Возможно, не следует преувеличивать разницу между мужским и женским, «женственность» - это также нечто, что достигается женщинами, которые ищут социального одобрения. Однако как социальная икона женственность, кажется, все-таки оценивается иначе. Она всегда отсылает к паттернам украшения тела, сексуального завлекания партнера или другим по существу «косметическим» типам поведения, которые увеличивают в большей степени, нежели создают, присутствующее уже качество характера. Аутентичная женственность редко требует испытания, доказательства действием, конфронтации с опасными врагами. Она не требует публично разыгрываемого соперничества по типу «победить или умереть». Не требуя преодоления неких травматических тестов, женственность скорее конструируется как некая биологическая стартовая данность, которая может быть культурно рафинирована или приращена.

Испытания мужественности: обзор

Прежде чем пойти дальше, нам следует рассмотреть несколько примеров проблематичной мужественности. Наша первая остановка - на острове Трак, маленьком атолле в южной части Тихого Океана. Алчные рыболовы, люди, которые населяют остров Трак, веками кормились морем - они рыбачили и ныряли. Согласно свидетельствам антропологов, которые жили среди них, мужчины острова Трак буквально одержимы своей маскулинностью, которую они почитают большим счастьем.

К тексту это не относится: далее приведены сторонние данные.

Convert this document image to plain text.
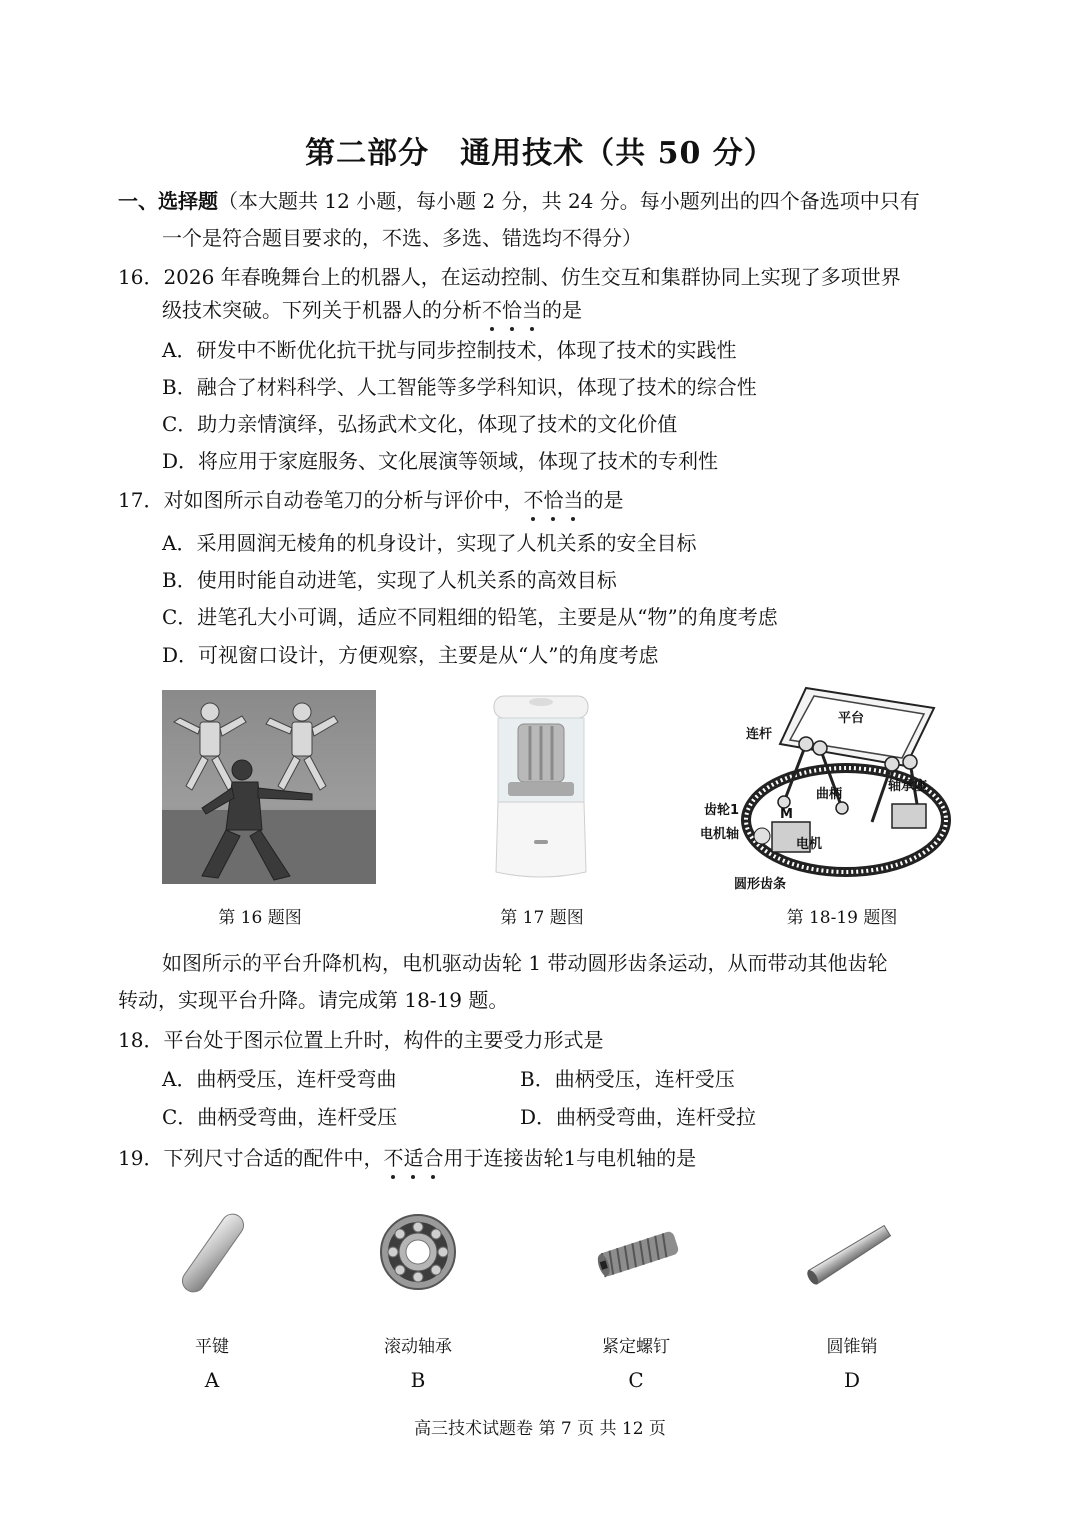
第二部分　通用技术（共 50 分）
一、选择题（本大题共 12 小题，每小题 2 分，共 24 分。每小题列出的四个备选项中只有
一个是符合题目要求的，不选、多选、错选均不得分）
16．2026 年春晚舞台上的机器人，在运动控制、仿生交互和集群协同上实现了多项世界
级技术突破。下列关于机器人的分析不恰当的是
A．研发中不断优化抗干扰与同步控制技术，体现了技术的实践性
B．融合了材料科学、人工智能等多学科知识，体现了技术的综合性
C．助力亲情演绎，弘扬武术文化，体现了技术的文化价值
D．将应用于家庭服务、文化展演等领域，体现了技术的专利性
17．对如图所示自动卷笔刀的分析与评价中，不恰当的是
A．采用圆润无棱角的机身设计，实现了人机关系的安全目标
B．使用时能自动进笔，实现了人机关系的高效目标
C．进笔孔大小可调，适应不同粗细的铅笔，主要是从“物”的角度考虑
D．可视窗口设计，方便观察，主要是从“人”的角度考虑
平台
连杆
轴承座
曲柄
齿轮1	M
电机轴
电机
圆形齿条
第 16 题图	第 17 题图	第 18-19 题图
如图所示的平台升降机构，电机驱动齿轮 1 带动圆形齿条运动，从而带动其他齿轮
转动，实现平台升降。请完成第 18-19 题。
18．平台处于图示位置上升时，构件的主要受力形式是
A．曲柄受压，连杆受弯曲	B．曲柄受压，连杆受压
C．曲柄受弯曲，连杆受压	D．曲柄受弯曲，连杆受拉
19．下列尺寸合适的配件中，不适合用于连接齿轮1与电机轴的是
平键	滚动轴承	紧定螺钉	圆锥销
A	B	C	D
高三技术试题卷 第 7 页 共 12 页
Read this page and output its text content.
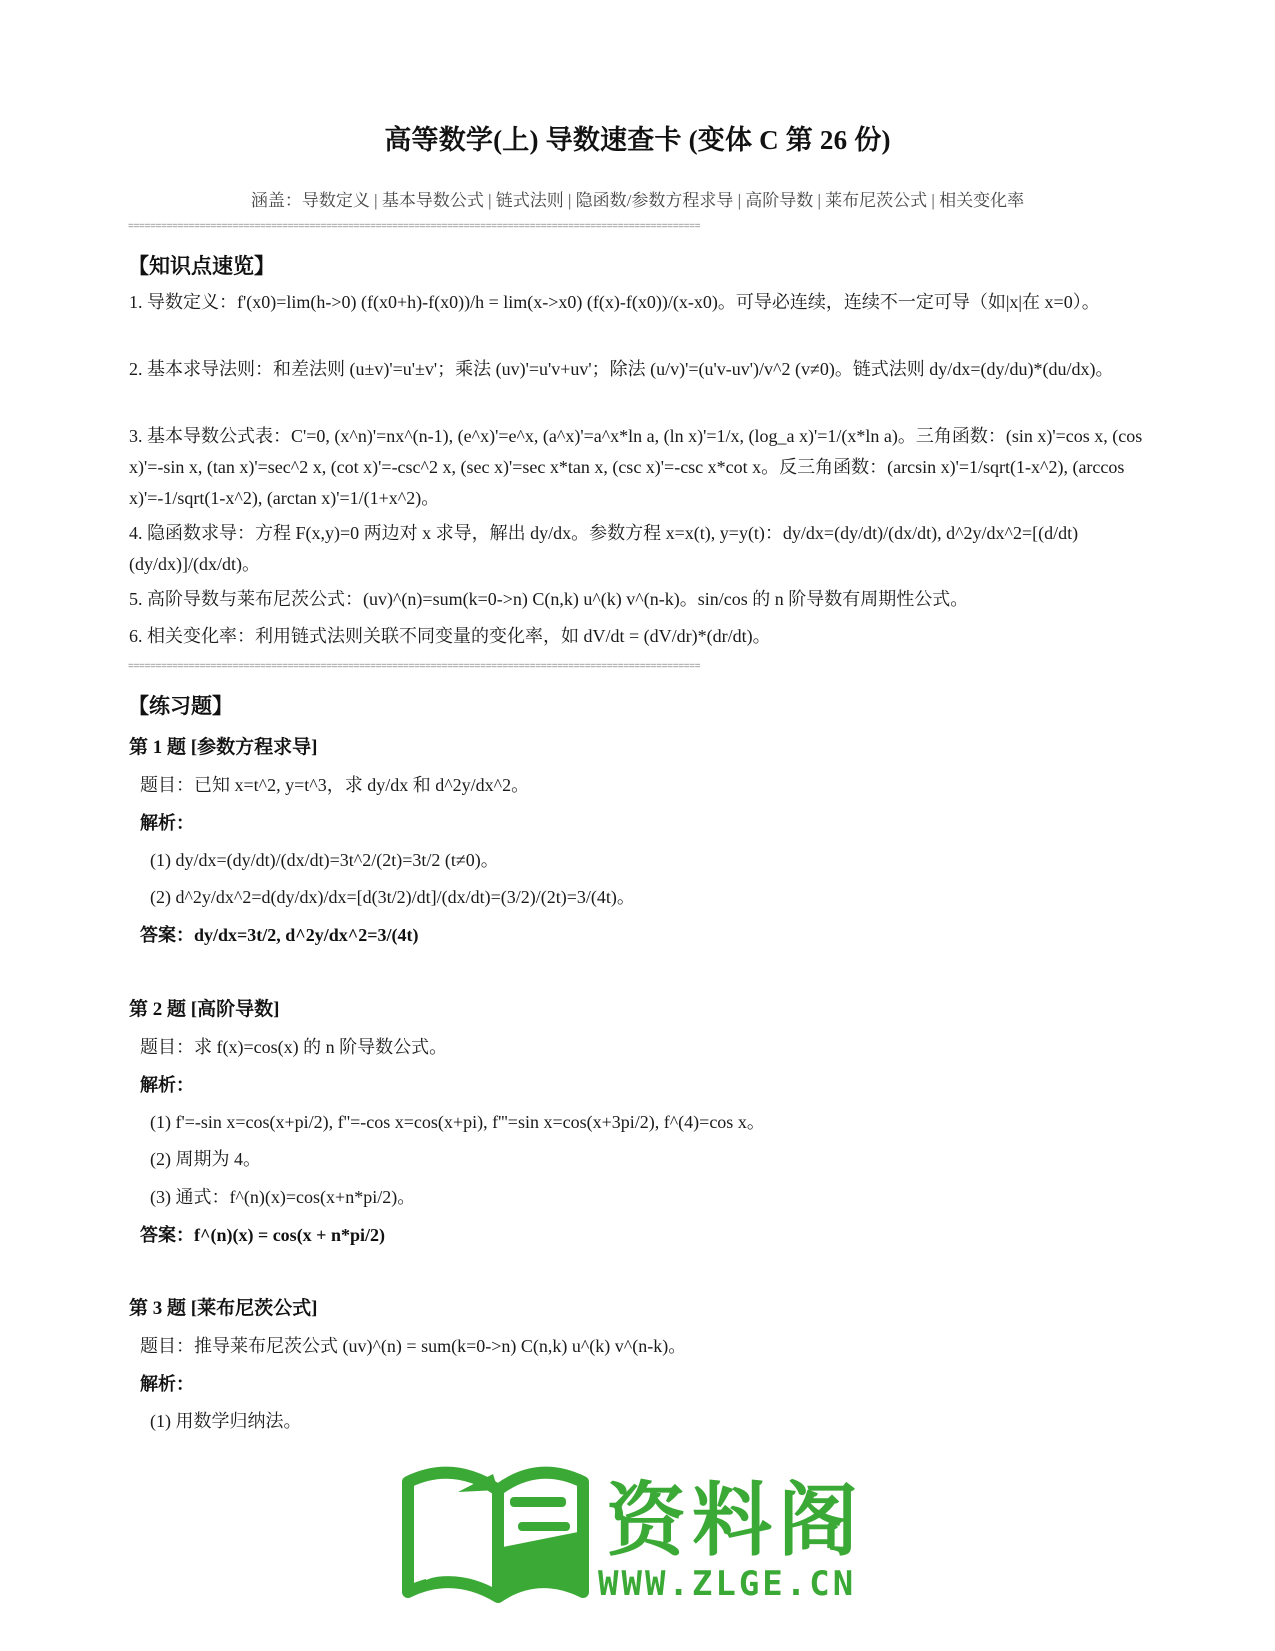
高等数学(上) 导数速查卡 (变体 C 第 26 份)
涵盖：导数定义 | 基本导数公式 | 链式法则 | 隐函数/参数方程求导 | 高阶导数 | 莱布尼茨公式 | 相关变化率
========================================================================================================
【知识点速览】
1. 导数定义：f'(x0)=lim(h->0) (f(x0+h)-f(x0))/h = lim(x->x0) (f(x)-f(x0))/(x-x0)。可导必连续，连续不一定可导（如|x|在 x=0）。
2. 基本求导法则：和差法则 (u±v)'=u'±v'；乘法 (uv)'=u'v+uv'；除法 (u/v)'=(u'v-uv')/v^2 (v≠0)。链式法则 dy/dx=(dy/du)*(du/dx)。
3. 基本导数公式表：C'=0, (x^n)'=nx^(n-1), (e^x)'=e^x, (a^x)'=a^x*ln a, (ln x)'=1/x, (log_a x)'=1/(x*ln a)。三角函数：(sin x)'=cos x, (cos x)'=-sin x, (tan x)'=sec^2 x, (cot x)'=-csc^2 x, (sec x)'=sec x*tan x, (csc x)'=-csc x*cot x。反三角函数：(arcsin x)'=1/sqrt(1-x^2), (arccos x)'=-1/sqrt(1-x^2), (arctan x)'=1/(1+x^2)。
4. 隐函数求导：方程 F(x,y)=0 两边对 x 求导，解出 dy/dx。参数方程 x=x(t), y=y(t)：dy/dx=(dy/dt)/(dx/dt), d^2y/dx^2=[(d/dt)(dy/dx)]/(dx/dt)。
5. 高阶导数与莱布尼茨公式：(uv)^(n)=sum(k=0->n) C(n,k) u^(k) v^(n-k)。sin/cos 的 n 阶导数有周期性公式。
6. 相关变化率：利用链式法则关联不同变量的变化率，如 dV/dt = (dV/dr)*(dr/dt)。
========================================================================================================
【练习题】
第 1 题 [参数方程求导]
题目：已知 x=t^2, y=t^3，求 dy/dx 和 d^2y/dx^2。
解析：
(1) dy/dx=(dy/dt)/(dx/dt)=3t^2/(2t)=3t/2 (t≠0)。
(2) d^2y/dx^2=d(dy/dx)/dx=[d(3t/2)/dt]/(dx/dt)=(3/2)/(2t)=3/(4t)。
答案：dy/dx=3t/2, d^2y/dx^2=3/(4t)
第 2 题 [高阶导数]
题目：求 f(x)=cos(x) 的 n 阶导数公式。
解析：
(1) f'=-sin x=cos(x+pi/2), f''=-cos x=cos(x+pi), f'''=sin x=cos(x+3pi/2), f^(4)=cos x。
(2) 周期为 4。
(3) 通式：f^(n)(x)=cos(x+n*pi/2)。
答案：f^(n)(x) = cos(x + n*pi/2)
第 3 题 [莱布尼茨公式]
题目：推导莱布尼茨公式 (uv)^(n) = sum(k=0->n) C(n,k) u^(k) v^(n-k)。
解析：
(1) 用数学归纳法。
资料阁
WWW.ZLGE.CN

Чтобы приобрести имидж «мужественного», мужчины обязаны рисковать своей жизнью или конечностями и быть поглощенными «сильными», «мужскими» мыслями в их туземном понимании. [9] Соответственно, такие мужчины бросают вызов судьбе, отправляясь рыбачить глубоко в море на утлых челноках и охотятся в безрассудном одиночестве в водах, кишащих акулами.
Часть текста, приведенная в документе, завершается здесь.